Sheridan Flietstra, Jacob Hespeler Secondary School Co-op Student | January 3, 2019

Along with dozens of other programs, Idea Exchange offers a ukulele program. Running at three locations, each group has a very different style.

The three groups are run by John Nielson, Claude Belanger, and Jonathan Marsh.

John runs the Hespeler group which tends to be a sing-a-long, as well as play-a-long group. There are no starting expectations of this group’s attendees. This group is directed by its members. A “uke-tocracy” as John calls it.

At Hespeler, songs are projected onto a screen for people to sing and play along to. The songs are drawn from a web page created by a former group member, and the page is updated by current member David Bach. For newcomers to the group, there are four lender ukuleles so that people can try it out before deciding if they want to buy their own.

After the first year of the Hespeler ukulele group, some members decided they wanted more than sing-a-long. John was working full-time at that point, and Claude helped to both start and run the Queen’s Square group.

Claude focuses more on developing a repertoire, rather than singing and playing along.

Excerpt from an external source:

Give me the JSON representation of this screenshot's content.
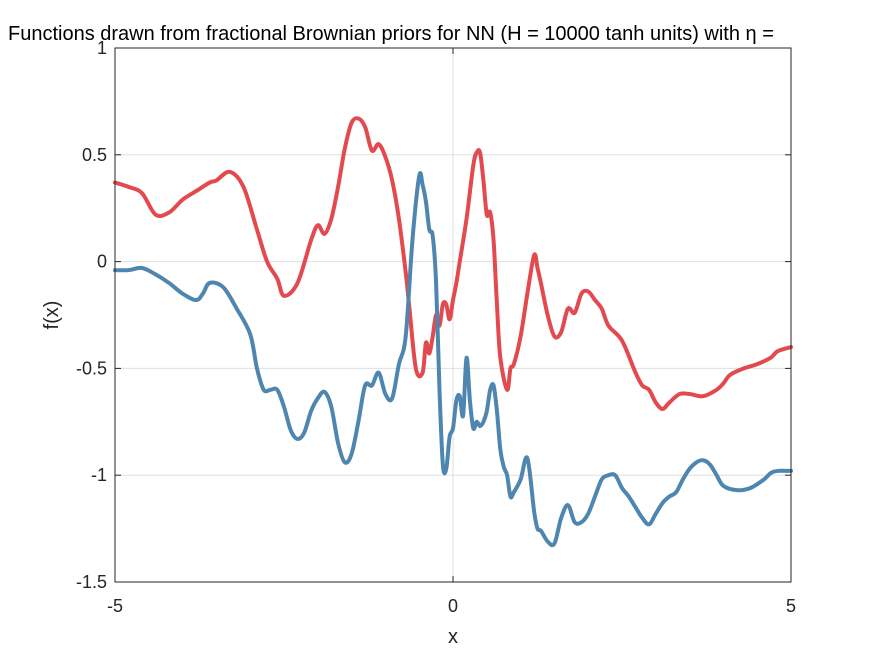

He supplies paper copies of the music for use at performances. Claude also emphasizes the use of “tablature,” which is a simplified form of music notation as a way to both highlight melodies and give members increased independence in mastering more difficult music. A gift that Claude has is his ability to select songs that are especially memorable and catchy. Claude also has a deep understanding of teaching, being a retired teacher himself.

Jonathan later entered the picture and formed the program at the Preston location. Being a teacher, he brings a passion to the group for both individual and group teaching. Jonathan has a certain way of bringing the music out of people.

In summary, if you’re simply curious about ukuleles and wish to try one out, the Hespeler location is a good fit for you. If you understand the basics of the ukulele and want a little bit more structure, head over to Queen’s Square. Lastly, if you need some individual attention or need to ask specific questions about your personal ukulele journey, Preston is a great place for you.

Though each group is different and unique, there is no hierarchy, nor competition between the groups or organizers. All of the groups, as well as their organizers, work together to direct members according to their needs. Each group has members that also attend the other groups.

The Idea Exchange ukulele groups are made up of incredible individuals who all share a passion and love for music. Through their combined passion, they are able to both teach and learn new things.